Avant d’entrer dan la salle, les spectateurs reçoivent un long petit plateau où sont soigneusement alignées quelques fines tranches de légumes et un rouleau d’algues noires séchées: un accompagnement du chef Sugio Yamaguchi et que nous serons priés de goûter, quand on nous l’indiquera.  Il y a aussi sur la scène, la musique bien présente, avec piano à queue, clavier électronique et platines, jouée par Trami Nguyen et Laurent Durupt. Mais aussi un texte écrit et dit par Ryoko Sekiguchi. « Pour vivre, dit-elle, plusieurs continuums. Afin que nous soyons toujours là. « 
Nous n’avons pas été très convaincus par cette dégustation, peut-être trop exotique pour nous et le souvenir des saveurs nous a échappé. Mais cela donne envie de reprendre cette expérience chez soi, avec des légumes cuits ou crus: purée tiède de topinambours ou de navets marteau (pas les raves rose, vendus sous le nom de navets), émincés de céleri juste revenus, potage de feuilles de jeunes orties avec un chouya de crème fraîche, bouchée de riz pilaf parfumé de laurier, serpolet et pincée de curry, cuiller de carottes finement râpées et servies aussitôt avec huile d’olive et jus de citron. Tous produits bio et très frais bien entendu; là, vérifiez si la mémoire gustative fonctionne bien… Et pas besoin d’être grand expert pour voir la différence de saveur avec des légumes poussés à coup d’engrais, gardés plusieurs jours dans les frigos de supermarchés…

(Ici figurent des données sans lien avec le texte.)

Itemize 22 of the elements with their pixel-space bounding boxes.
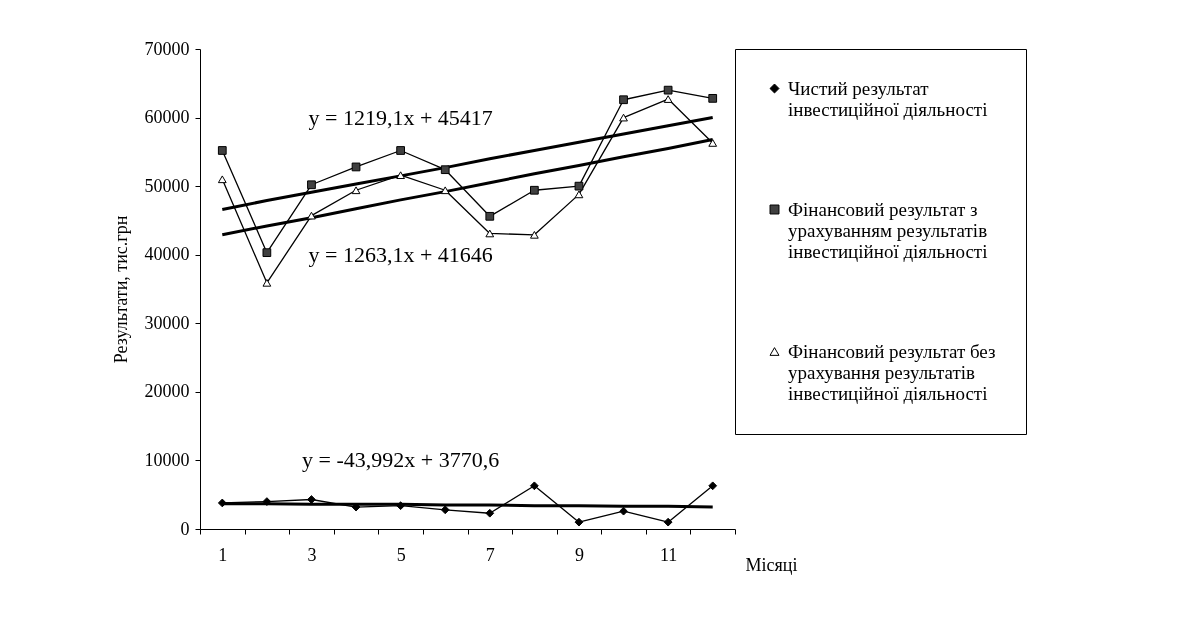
x-tick-label: 1 [218, 544, 228, 565]
y-tick-label: 40000 [144, 244, 190, 265]
annotation: y = -43,992x + 3770,6 [302, 447, 500, 473]
x-tick-label: 3 [307, 544, 317, 565]
y-tick-label: 10000 [144, 449, 190, 470]
y-tick-label: 30000 [144, 312, 190, 333]
y-tick-label: 60000 [144, 107, 190, 128]
legend-label: Чистий результат інвестиційної діяльності [788, 77, 988, 120]
x-tick-label: 11 [659, 544, 678, 565]
x-axis-title: Місяці [745, 554, 798, 575]
y-tick-label: 20000 [144, 381, 190, 402]
y-tick-label: 70000 [144, 38, 190, 59]
y-tick-label: 50000 [144, 175, 190, 196]
x-tick-label: 9 [574, 544, 584, 565]
legend-label: Фінансовий результат без урахування результатів інвестиційної діяльності [788, 340, 996, 404]
y-axis-title: Результати, тис.грн [110, 215, 131, 364]
y-tick-label: 0 [180, 518, 190, 539]
annotation: y = 1219,1x + 45417 [308, 104, 493, 130]
x-tick-label: 5 [396, 544, 406, 565]
x-tick-label: 7 [485, 544, 495, 565]
legend-label: Фінансовий результат з урахуванням результатів інвестиційної діяльності [788, 198, 988, 262]
annotation: y = 1263,1x + 41646 [308, 241, 493, 267]
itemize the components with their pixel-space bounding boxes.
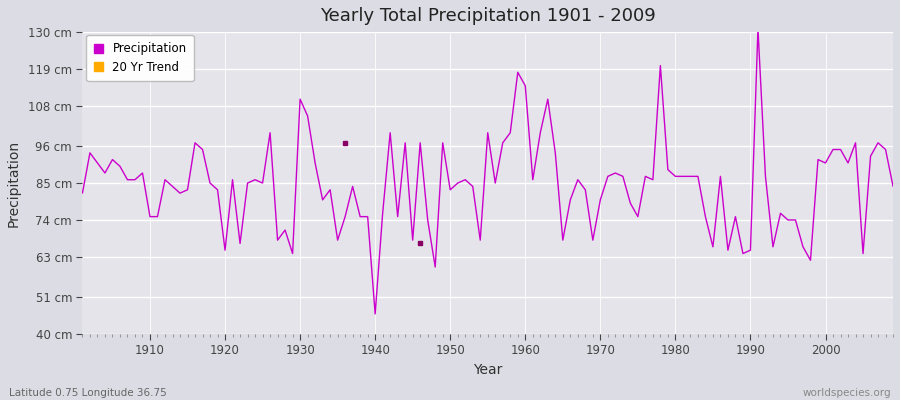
Text: Latitude 0.75 Longitude 36.75: Latitude 0.75 Longitude 36.75: [9, 388, 166, 398]
Text: worldspecies.org: worldspecies.org: [803, 388, 891, 398]
Y-axis label: Precipitation: Precipitation: [7, 140, 21, 227]
Legend: Precipitation, 20 Yr Trend: Precipitation, 20 Yr Trend: [86, 35, 194, 81]
Title: Yearly Total Precipitation 1901 - 2009: Yearly Total Precipitation 1901 - 2009: [320, 7, 655, 25]
X-axis label: Year: Year: [473, 363, 502, 377]
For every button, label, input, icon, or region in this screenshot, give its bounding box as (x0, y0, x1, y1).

Le texte sur cette réflexion orale sur le goût en général, et gustatif en particulier, nous a paru vraiment intéressante, même si la balance sonore n’était souvent pas au top. Et ce mariage entre musique au piano et musique électronique, avec ces longs continuums, puis ce silences, nous emmenait vers une échappée belle hors du temps et de l’espace, dans cet espace  feutré, loin, très loin de Paris, et des sirènes de véhicules de police…La Maison de la Culture du Japon es pourtant à côté de la tour Eiffel. Malheureusement, cette pièce  ne s’y est jouée qu’une fois. Les spectacles avec dégustation, sont souvent nombreux mais cette réalisation, finement élaborée, donnera peut-être à d’autres metteurs en scène, envie de s’engager sur cette voie.

Philippe du Vignal 

Spectacle vu le 15 janvier à la Maison de la Culture du Japon, 101 bis quai Jacques Chirac, Paris (XV ème).